American River Medical partnered with a marketing research class at Northern Arizona University (Neal’s alma mater) to conduct a market research study in spring 2019. The teams found that TagCarts could be useful in clearing hallways and reducing the strain from plugging in traditional carts. Neal says TagCarts will also include RTLS, or real time location system, making them easier to locate when needed in emergencies. These benefits could help nurses give patients more time and attention, the team concluded. Recommendations from the study include more surveys and potentially a trial run at a test-market hospital.
In addition to Neal, the TagCarts team consists of nine advisory board members. Jamie Christensen, advisory board director for TagCarts, has known Neal for years. With his background selling software to large enterprise clients and fundraising, Christensen advises Neal on growth strategies, seeing TagCarts as big opportunity to modify the outdated medical ecosystem.

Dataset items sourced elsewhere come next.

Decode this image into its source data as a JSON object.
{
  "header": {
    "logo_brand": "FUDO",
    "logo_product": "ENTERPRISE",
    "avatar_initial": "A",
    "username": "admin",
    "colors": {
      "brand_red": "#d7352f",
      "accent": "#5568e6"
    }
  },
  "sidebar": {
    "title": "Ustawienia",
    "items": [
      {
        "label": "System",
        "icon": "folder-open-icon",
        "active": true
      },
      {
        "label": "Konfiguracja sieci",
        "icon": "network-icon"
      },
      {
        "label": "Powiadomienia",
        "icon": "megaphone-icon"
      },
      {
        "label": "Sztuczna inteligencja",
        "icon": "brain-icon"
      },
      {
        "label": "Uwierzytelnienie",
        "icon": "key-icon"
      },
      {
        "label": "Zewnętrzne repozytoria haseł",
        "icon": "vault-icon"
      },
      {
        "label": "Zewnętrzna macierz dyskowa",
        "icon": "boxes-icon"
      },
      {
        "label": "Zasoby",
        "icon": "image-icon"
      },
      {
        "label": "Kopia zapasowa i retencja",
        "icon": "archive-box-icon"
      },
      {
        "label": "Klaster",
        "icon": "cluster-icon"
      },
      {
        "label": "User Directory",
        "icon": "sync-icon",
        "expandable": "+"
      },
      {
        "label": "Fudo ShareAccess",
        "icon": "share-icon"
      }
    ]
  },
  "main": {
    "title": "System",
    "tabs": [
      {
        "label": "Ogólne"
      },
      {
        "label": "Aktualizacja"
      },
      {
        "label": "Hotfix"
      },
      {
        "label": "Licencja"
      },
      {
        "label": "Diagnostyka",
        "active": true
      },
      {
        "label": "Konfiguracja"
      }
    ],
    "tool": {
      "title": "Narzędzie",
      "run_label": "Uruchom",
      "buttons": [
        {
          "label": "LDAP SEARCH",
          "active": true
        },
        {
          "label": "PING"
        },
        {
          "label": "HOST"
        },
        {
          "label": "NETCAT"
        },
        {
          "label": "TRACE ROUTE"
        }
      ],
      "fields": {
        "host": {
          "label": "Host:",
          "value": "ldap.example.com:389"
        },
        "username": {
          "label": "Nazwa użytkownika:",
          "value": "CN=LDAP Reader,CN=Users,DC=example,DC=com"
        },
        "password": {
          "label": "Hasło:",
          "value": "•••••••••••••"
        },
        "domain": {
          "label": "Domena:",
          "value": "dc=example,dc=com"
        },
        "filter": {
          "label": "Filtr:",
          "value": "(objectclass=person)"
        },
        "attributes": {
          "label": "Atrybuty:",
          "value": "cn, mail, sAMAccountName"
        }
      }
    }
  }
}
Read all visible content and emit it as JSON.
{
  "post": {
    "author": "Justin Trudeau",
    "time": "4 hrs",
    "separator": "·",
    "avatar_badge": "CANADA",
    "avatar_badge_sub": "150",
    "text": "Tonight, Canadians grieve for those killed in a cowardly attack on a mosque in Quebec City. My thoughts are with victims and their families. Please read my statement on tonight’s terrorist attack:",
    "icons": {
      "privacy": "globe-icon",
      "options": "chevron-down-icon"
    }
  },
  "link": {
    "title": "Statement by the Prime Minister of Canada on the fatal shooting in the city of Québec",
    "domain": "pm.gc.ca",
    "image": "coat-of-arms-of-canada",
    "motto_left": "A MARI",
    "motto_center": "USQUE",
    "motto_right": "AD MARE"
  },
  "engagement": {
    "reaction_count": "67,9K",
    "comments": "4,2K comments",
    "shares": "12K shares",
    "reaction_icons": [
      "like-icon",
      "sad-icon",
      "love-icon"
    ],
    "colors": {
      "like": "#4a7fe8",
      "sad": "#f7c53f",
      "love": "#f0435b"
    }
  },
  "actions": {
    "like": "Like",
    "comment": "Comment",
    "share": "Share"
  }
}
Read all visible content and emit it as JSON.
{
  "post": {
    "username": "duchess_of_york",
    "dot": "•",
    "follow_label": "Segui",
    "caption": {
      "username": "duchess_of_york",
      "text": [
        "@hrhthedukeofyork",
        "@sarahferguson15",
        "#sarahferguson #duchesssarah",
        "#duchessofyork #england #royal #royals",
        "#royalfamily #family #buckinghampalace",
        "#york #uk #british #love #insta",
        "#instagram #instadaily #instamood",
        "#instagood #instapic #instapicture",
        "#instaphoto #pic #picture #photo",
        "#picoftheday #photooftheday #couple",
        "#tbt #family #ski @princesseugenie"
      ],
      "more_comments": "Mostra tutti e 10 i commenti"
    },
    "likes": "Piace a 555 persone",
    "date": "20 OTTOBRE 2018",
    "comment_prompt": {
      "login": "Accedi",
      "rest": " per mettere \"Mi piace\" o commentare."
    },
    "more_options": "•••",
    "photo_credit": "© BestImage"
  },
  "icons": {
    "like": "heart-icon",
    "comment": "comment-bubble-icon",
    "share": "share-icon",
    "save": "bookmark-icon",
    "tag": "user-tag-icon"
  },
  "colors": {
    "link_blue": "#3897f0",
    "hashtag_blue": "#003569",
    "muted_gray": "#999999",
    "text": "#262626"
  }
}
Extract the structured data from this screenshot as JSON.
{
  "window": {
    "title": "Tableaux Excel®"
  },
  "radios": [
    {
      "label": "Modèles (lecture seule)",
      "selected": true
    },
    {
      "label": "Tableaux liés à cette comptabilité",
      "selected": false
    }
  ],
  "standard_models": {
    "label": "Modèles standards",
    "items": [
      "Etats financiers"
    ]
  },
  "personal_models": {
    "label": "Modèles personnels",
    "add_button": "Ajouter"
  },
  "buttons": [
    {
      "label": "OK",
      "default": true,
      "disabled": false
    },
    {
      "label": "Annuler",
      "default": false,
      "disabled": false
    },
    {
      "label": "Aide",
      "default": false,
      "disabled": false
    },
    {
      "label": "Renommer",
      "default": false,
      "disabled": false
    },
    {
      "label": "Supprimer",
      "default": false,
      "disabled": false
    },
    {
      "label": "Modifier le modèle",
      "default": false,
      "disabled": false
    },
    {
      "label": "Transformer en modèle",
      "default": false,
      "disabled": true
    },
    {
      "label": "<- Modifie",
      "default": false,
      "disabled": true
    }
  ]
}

“In health care, technology is still pretty broken,” Christensen says. “If you go to a doctor’s office or hospital, you see how all this equipment and all the things these poor folks working there are doing aren’t integrated. It’s almost like super-glued and duct-taped together.”
Christensen also sees potential in bringing carts into people’s homes, serving as a centerpiece for in-patient and out-patient care. “I see him building a nice niche and also a wedge into a bigger opportunity,” he says.
Neal expects to hit the target of the initial seed round of $1.5 million, which closes in November. As a U.S. Navy veteran, Neal set out to have the carts made exclusively by veterans and/or Americans with disabilities. He says the startup has a dialogue open with local manufacturer PRIDE Industries, known for electronics manufacturing expertise with a staff consisting of disabled and veteran Americans.
“My dream is to help other veterans — and other disadvantaged Americans — by offering them the dignity and honor in building TagCarts, which will serve to heal Americans in hospitals across the country,” Neal says. “Most veterans having been where they have and seen what they’ve seen, have a big heart for others. This is a way for them to channel that empathy and continue serving their fellow Americans, indirectly, one cart at a time.”